Cette dernière période de sa vie parlementaire fut marquée par un grand nombre de publications religieuses ou politiques qui parurent, soit en volumes séparés, soit dans la Revue encyclopédique, qu'il contribua à fonder avec Julien de Paris, fils du conventionnel Julien de Toulouse, dans la Chronique religieuse, le Mercure de France, le Journal de la Société asiatique, les Annales de grammaire et l'Encyclopédie moderne de Courtin. Parmi ces publications, dont la longue liste a été donnée par les dictionnaires bibliographiques, on peut citer :
- le traité en deux volumes des Constitutions de la nation française, avec un essai sur la charte (1819) ;
- le mémoire intitulé Appréciation du projet de loi relatif aux trois concordats, qui eut six éditions de 1807 à 1827, et dans lequel il combat, comme contraire aux libertés de l'église gallicane, le concordat de Léon X et de François Ier, ne cachant pas son opposition à la bulle Unigenitus et ses sympathies persistantes pour la constitution civile du clergé ;
- des Etudes biographiques et littéraires sur les jansénistes Arnault et Nicole ;
- une notice sur la Bastonnade et la flagellation pénale ;
- enfin un petit livre intitulé les Jésuites en miniature.

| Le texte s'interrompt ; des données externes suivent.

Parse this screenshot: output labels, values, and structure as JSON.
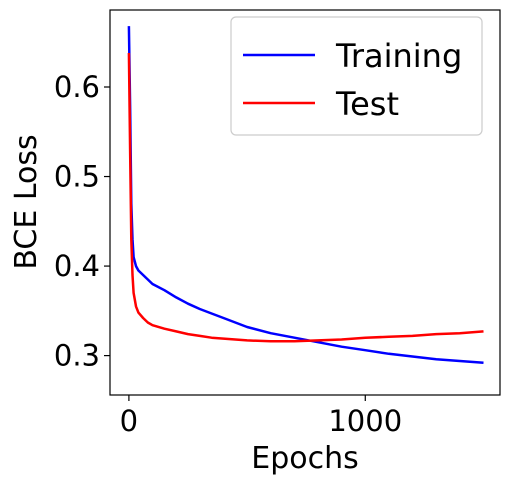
{
  "chart_data": {
    "type": "line",
    "title": "",
    "xlabel": "Epochs",
    "ylabel": "BCE Loss",
    "xlim": [
      -80,
      1570
    ],
    "ylim": [
      0.256,
      0.686
    ],
    "xticks": [
      0,
      1000
    ],
    "xtick_labels": [
      "0",
      "1000"
    ],
    "yticks": [
      0.3,
      0.4,
      0.5,
      0.6
    ],
    "ytick_labels": [
      "0.3",
      "0.4",
      "0.5",
      "0.6"
    ],
    "grid": false,
    "legend_position": "top-right",
    "series": [
      {
        "name": "Training",
        "color": "#0000ff",
        "x": [
          0,
          5,
          10,
          15,
          20,
          30,
          40,
          60,
          80,
          100,
          150,
          200,
          250,
          300,
          350,
          400,
          450,
          500,
          600,
          700,
          800,
          900,
          1000,
          1100,
          1200,
          1300,
          1400,
          1500
        ],
        "y": [
          0.668,
          0.58,
          0.47,
          0.43,
          0.41,
          0.4,
          0.395,
          0.39,
          0.385,
          0.38,
          0.373,
          0.365,
          0.358,
          0.352,
          0.347,
          0.342,
          0.337,
          0.332,
          0.325,
          0.32,
          0.315,
          0.31,
          0.306,
          0.302,
          0.299,
          0.296,
          0.294,
          0.292
        ]
      },
      {
        "name": "Test",
        "color": "#ff0000",
        "x": [
          0,
          5,
          10,
          15,
          20,
          30,
          40,
          60,
          80,
          100,
          150,
          200,
          250,
          300,
          350,
          400,
          450,
          500,
          600,
          700,
          800,
          900,
          1000,
          1100,
          1200,
          1300,
          1400,
          1500
        ],
        "y": [
          0.638,
          0.53,
          0.43,
          0.39,
          0.37,
          0.355,
          0.348,
          0.342,
          0.337,
          0.334,
          0.33,
          0.327,
          0.324,
          0.322,
          0.32,
          0.319,
          0.318,
          0.317,
          0.316,
          0.316,
          0.317,
          0.318,
          0.32,
          0.321,
          0.322,
          0.324,
          0.325,
          0.327
        ]
      }
    ]
  }
}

Il mettait la dernière main à une étude historique sur la célèbre maxime : Lex fit consensu populi et constitutione regis, lorsqu'il mourut presque subitement de la rupture d'un anévrisme.

M. de Ségur prononça l'éloge de Lanjuinais à la Chambre des pairs le 1er mars 1827, et Dacier à l'Académie des Inscriptions le 25 juillet 1828.

On a publié en août 1890 des lettres adressées par Lanjuinais à ses fils alors au collège et qui le montrent fortement nourri de la tradition de Port-Royal.